EU-funded scientists working on the project ISOBAB studied unique hydrothermal systems associated with mineralisation to gain fundamental insight into sub-seafloor processes involved in metallogenesis.First discovered in 1977, hydrothermal vents are like geysers of super-heated mineral-rich water spewing from fissures along the ocean floor.

Hydrothermal processes in back-arc basins (BABs), a special type of sub-marine basin, generate a rich variety of vent chemistry and mineral deposits and therefore, chemical exchanges are important here.
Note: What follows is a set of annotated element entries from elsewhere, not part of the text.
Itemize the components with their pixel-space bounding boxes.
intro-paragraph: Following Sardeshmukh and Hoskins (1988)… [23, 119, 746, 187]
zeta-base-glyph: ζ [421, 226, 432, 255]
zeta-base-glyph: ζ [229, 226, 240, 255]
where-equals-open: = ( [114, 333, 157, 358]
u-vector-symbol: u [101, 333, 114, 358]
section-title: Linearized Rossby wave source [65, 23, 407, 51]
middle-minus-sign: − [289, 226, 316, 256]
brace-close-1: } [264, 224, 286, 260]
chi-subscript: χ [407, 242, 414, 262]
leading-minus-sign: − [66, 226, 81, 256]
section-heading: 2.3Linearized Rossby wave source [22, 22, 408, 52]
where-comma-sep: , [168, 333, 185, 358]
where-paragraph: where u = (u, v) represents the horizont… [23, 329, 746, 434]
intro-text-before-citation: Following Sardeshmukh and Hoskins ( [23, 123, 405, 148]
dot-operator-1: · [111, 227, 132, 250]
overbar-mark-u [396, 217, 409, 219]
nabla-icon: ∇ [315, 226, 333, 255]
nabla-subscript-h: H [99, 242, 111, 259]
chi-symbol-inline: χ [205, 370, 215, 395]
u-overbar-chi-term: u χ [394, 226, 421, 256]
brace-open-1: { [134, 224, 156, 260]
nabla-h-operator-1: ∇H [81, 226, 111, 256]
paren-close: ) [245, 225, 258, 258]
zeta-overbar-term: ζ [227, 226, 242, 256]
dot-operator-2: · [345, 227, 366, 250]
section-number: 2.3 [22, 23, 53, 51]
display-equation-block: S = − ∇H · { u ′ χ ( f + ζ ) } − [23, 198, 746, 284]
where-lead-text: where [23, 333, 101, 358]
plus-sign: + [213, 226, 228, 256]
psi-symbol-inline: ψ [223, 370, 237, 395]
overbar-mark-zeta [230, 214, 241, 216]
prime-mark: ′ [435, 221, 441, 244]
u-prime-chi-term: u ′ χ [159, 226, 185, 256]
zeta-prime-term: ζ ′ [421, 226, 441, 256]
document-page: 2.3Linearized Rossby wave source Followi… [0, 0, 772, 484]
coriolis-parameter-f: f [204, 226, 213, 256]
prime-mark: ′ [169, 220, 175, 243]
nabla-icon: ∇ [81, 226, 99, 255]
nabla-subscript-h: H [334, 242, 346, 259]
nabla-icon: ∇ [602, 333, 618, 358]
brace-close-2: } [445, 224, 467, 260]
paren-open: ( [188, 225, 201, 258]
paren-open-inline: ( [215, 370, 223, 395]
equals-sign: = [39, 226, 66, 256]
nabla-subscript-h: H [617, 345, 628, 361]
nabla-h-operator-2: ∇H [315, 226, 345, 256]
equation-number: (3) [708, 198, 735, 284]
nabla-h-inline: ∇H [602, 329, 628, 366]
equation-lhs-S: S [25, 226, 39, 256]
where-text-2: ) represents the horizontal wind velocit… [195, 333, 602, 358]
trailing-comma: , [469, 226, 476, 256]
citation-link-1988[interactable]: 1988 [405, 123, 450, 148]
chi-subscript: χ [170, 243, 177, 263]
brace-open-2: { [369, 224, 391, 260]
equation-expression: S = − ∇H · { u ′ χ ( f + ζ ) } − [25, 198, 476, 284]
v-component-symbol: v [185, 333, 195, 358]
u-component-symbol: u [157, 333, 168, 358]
Two sources likely contribute to BAB ore deposits: metal-rich magmatic fluids and sub-seafloor metal precipitation/remobilisation.

However, the contribution of each is not clear.ISOBAB chose non-traditional isotopes of cadmium, zinc and antimony coupled with sulphur isotopes in seafloor hydrothermal vent systems (fluids, deposits and substrate rocks) to gain insight.

They added iron and copper isotopes to the planned analyses early in the project for a comprehensive picture of mineralisation.

Through a combination of experiments and modelling, the team successfully described the main contributors to isotope variability in vent fluids as well as ruled out factors that do not contribute.Results are important to the EU's future in ocean exploration and ocean mining as well as to its excellence in non-traditional stable isotope chemistry.

A broader perspective includes a role for fundamental understanding of hydrothermal systems and their contribution to geochemical exchange in fostering better insight into implications for global climate change.